Since the enactment of the mandatory
Pensions Act of 2011, Malawi has made positive strides in ensuring that all
working human resources in private and public sectors are put on pension and
have a fallback upon retirement. This has seen pension reserves hitting over
two billion in just under three years from the private sector alone as
government is yet to fully commit to bankroll all of its workers on pension. Due to the smooth running of the pension this far coupled
with good management of the funds by pension fund managers such as NICO, Old
Mutual etc., there is public confidence in the mandatory pension scheme despite
other challenges and setbacks such us non remittance by other employers.
The mandatory
pension scheme indeed has provided social and financial security in retirement.
Pension funds provide financial security and
stability during old age when people do not have a regular source of income.
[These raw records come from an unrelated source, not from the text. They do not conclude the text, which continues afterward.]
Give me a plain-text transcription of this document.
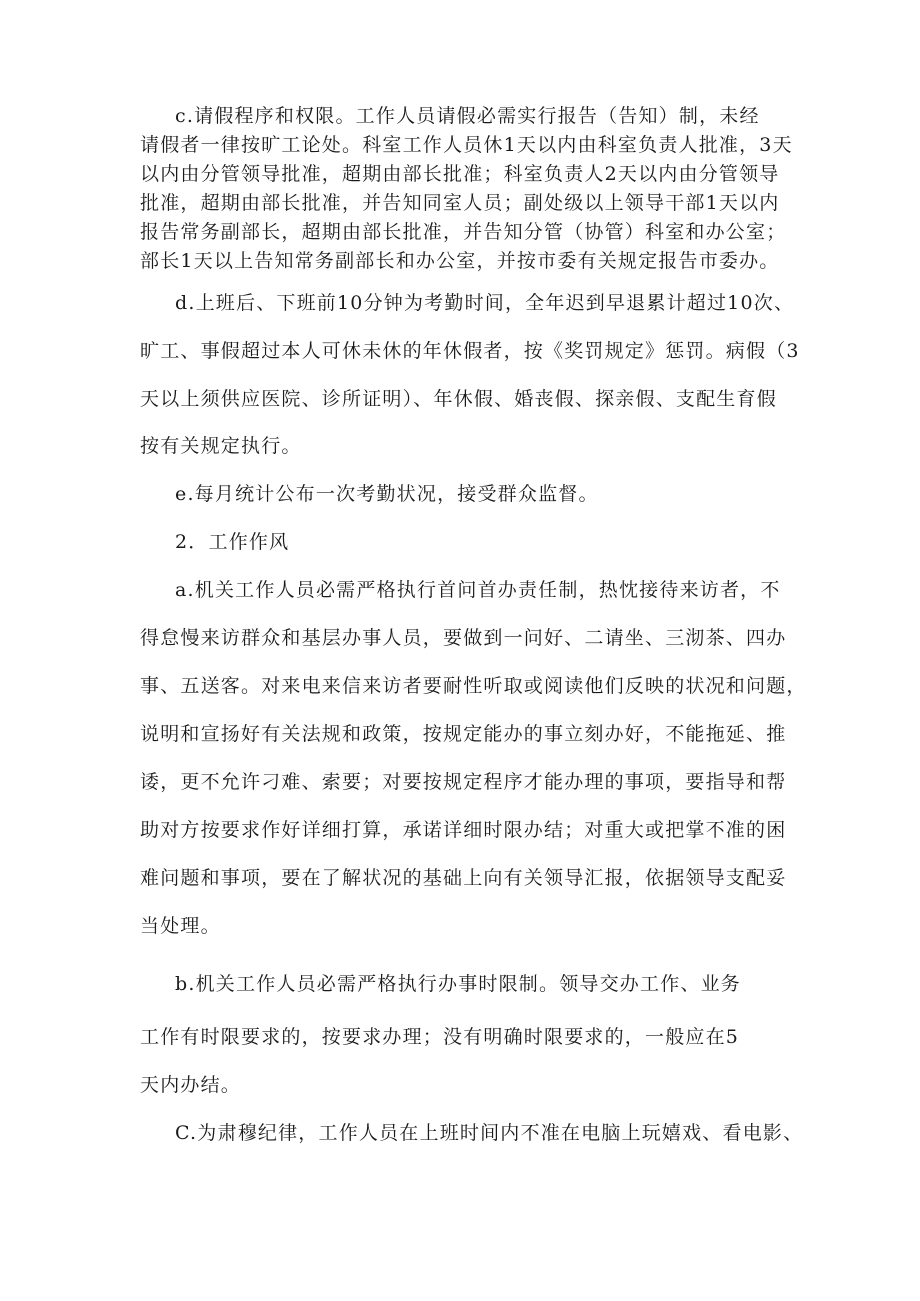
c.请假程序和权限。工作人员请假必需实行报告（告知）制，未经
请假者一律按旷工论处。科室工作人员休1天以内由科室负责人批准，3天
以内由分管领导批准，超期由部长批准；科室负责人2天以内由分管领导
批准，超期由部长批准，并告知同室人员；副处级以上领导干部1天以内
报告常务副部长，超期由部长批准，并告知分管（协管）科室和办公室；
部长1天以上告知常务副部长和办公室，并按市委有关规定报告市委办。
d.上班后、下班前10分钟为考勤时间，全年迟到早退累计超过10次、
旷工、事假超过本人可休未休的年休假者，按《奖罚规定》惩罚。病假（3
天以上须供应医院、诊所证明）、年休假、婚丧假、探亲假、支配生育假
按有关规定执行。
e.每月统计公布一次考勤状况，接受群众监督。
2．工作作风
a.机关工作人员必需严格执行首问首办责任制，热忱接待来访者，不
得怠慢来访群众和基层办事人员，要做到一问好、二请坐、三沏茶、四办
事、五送客。对来电来信来访者要耐性听取或阅读他们反映的状况和问题，
说明和宣扬好有关法规和政策，按规定能办的事立刻办好，不能拖延、推
诿，更不允许刁难、索要；对要按规定程序才能办理的事项，要指导和帮
助对方按要求作好详细打算，承诺详细时限办结；对重大或把掌不准的困
难问题和事项，要在了解状况的基础上向有关领导汇报，依据领导支配妥
当处理。
b.机关工作人员必需严格执行办事时限制。领导交办工作、业务
工作有时限要求的，按要求办理；没有明确时限要求的，一般应在5
天内办结。
C.为肃穆纪律，工作人员在上班时间内不准在电脑上玩嬉戏、看电影、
Pension funds also ensures that people live with pride and without compromising
on their standard of living during senior years. The resources from pension gives
an opportunity for investment. Employees are thus able to accumulate savings
and get lump sum amount as regular income through annuity plan on retirement. Accumulated savings through pension funds, contributes
significantly towards wealth formation which is vital to creation of
investments. If properly channeled, the investments from pension funds may
positively contribute to economic growth through infrastructure development etc.
However, the
current Pensions Act is only restricted to those in formal and organized employment
leaving out the informal and an unorganized sector. These include vendors,
mechanics, fish mongers, Malawians leaving abroad etc. who are actually in large
numbers than the ones currently covered by the Pensions Act. This means that a
large proportion of the Malawi population is not covered and likely to face
challenges in old age as they do not have savings in form of pension. The country
also loses out as investible funds that could be generated from this group of
people is not collected.
This therefore
brings the concept of Voluntary Pension Scheme. This is where those in the
informal sector are encouraged to join voluntary pension schemes and voluntarily
make contributions to the scheme at a set minimum figure. Typically, this should arguably be the cheapest pension
plan as the amount contributed is generally small supported by government
framework and policy. It should be set up to be a non-withdrawable account meant for
savings for retirement and the emphasis being on the fact that it is purely on voluntary
contribution basis. The advantage of this pension scheme is that it is
regulated by government and as such not prone to abuse by fund administrators
as it monitored by the central bank. Courtiers such as Nigeria, India, Ireland and
many others have introduced voluntary pension system and the benefits can be
observed.
Is voluntary pension system the missing block in Malawi? Would introduction
of this system help in reducing suffering of the unorganized social workers in
old age in the country? It is my considered view that voluntary pension system would
indeed help a large pool of the undocumented workforce currently left out by
the law to be cushioned from lack of savings at retirement. It also entails further
creation of jobs in pension fund houses and agents. It is therefore my hope that policy makers and
partners such as Ministry of Finance, the Reserve Bank of Malawi etc., would explore
this area for its feasibility and practicality.